In February, China added 130 new compounds to the roughly 1,200 eligible for reimbursement. The update was heralded by multinationals as a way to boost the reach of their products in China. Sellers of branded drugs tend to receive reimbursement priority over Chinese generics, which have faced questions about quality.

But joining the list comes with price pressure. GSK slashed the price of its hepatitis drug Viread in China by two-thirds last year, and AstraZeneca halved the price of cancer drug Iressa.

Sales by most multinationals outpaced the overall market last year in China, which saw just 1 per cent value growth. That is partly because their portfolios are more adapted to a new wave of chronic conditions hitting China as it ages and becomes richer. Sanofi says its oncology division was the star performer in the country last year.

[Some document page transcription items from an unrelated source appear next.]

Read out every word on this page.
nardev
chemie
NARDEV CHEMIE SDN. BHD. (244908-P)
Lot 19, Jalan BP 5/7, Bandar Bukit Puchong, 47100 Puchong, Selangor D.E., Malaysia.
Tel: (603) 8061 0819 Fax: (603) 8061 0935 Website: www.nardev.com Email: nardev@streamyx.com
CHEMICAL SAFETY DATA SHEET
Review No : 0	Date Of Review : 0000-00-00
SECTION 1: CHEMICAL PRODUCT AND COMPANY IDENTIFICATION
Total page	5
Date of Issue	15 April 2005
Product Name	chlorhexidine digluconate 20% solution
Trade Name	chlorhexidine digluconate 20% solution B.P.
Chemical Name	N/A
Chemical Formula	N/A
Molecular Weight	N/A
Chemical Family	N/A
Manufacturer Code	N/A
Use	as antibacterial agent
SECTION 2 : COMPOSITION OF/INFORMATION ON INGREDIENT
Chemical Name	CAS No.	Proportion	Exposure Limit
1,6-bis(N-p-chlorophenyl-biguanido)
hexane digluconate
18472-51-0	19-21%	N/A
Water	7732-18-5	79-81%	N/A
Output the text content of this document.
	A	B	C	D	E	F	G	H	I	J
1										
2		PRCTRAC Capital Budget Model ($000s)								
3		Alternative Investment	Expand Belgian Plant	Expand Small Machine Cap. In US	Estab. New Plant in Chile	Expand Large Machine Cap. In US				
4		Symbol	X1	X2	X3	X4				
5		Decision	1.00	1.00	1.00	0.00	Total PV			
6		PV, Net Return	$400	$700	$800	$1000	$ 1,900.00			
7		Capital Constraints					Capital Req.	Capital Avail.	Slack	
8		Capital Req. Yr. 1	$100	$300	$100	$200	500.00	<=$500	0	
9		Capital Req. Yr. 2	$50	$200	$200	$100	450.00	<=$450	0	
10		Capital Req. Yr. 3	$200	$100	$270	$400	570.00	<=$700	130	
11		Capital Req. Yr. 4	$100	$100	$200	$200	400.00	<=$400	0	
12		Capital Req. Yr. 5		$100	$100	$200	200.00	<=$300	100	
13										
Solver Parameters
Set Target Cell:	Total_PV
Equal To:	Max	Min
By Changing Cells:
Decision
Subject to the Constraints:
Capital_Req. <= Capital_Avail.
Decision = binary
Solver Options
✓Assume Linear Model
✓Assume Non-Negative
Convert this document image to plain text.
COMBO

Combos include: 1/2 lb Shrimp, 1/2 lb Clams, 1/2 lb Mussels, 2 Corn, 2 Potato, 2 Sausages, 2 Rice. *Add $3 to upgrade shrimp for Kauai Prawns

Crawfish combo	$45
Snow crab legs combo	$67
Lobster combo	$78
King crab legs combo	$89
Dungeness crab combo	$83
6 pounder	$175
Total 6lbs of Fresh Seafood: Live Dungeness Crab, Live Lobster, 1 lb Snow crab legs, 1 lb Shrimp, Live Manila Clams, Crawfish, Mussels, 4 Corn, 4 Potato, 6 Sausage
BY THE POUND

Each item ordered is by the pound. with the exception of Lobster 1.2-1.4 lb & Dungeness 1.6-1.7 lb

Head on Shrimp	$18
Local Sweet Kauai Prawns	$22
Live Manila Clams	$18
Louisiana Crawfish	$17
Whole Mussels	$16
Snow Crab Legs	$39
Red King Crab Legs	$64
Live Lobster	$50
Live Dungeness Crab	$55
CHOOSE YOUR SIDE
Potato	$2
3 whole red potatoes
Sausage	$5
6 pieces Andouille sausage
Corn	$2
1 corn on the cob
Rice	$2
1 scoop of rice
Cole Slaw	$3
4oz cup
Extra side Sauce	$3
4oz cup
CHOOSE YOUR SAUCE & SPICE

Drug companies are also pinning their hopes on draft regulations that could dramatically speed up the approval process for medicines, which can take up to five years longer than in Europe and the US. The regulations propose abolishing a requirement that overseas trials be at an advanced stage before the approval process in China starts.

The proposed rules will mean drugs can be launched in China “almost at the same time” as in advanced economies, says Olivier Charmeil, Sanofi’s head of emerging markets. “As the middle class get richer?.?.?.?they want to ensure access to the most innovative drugs.”

But here too, companies will face pricing pressure: China’s State Council has said new drugs will be approved only on condition “the price is not higher than the country of origin or comparable prices in countries near to China”.

China’s health ministry says 45 mostly on-patent drugs are targeted for price-reducing negotiations this year.

















赛诺菲新兴市场部门主管奥利维耶?沙尔梅(Olivier Charmeil)表示,这一拟议中的规定将意味着,药品在中国能够与在发达经济体“几乎同时”推出。“随着中产阶级越来越富有……他们希望确保能用上最具创新性的药品。”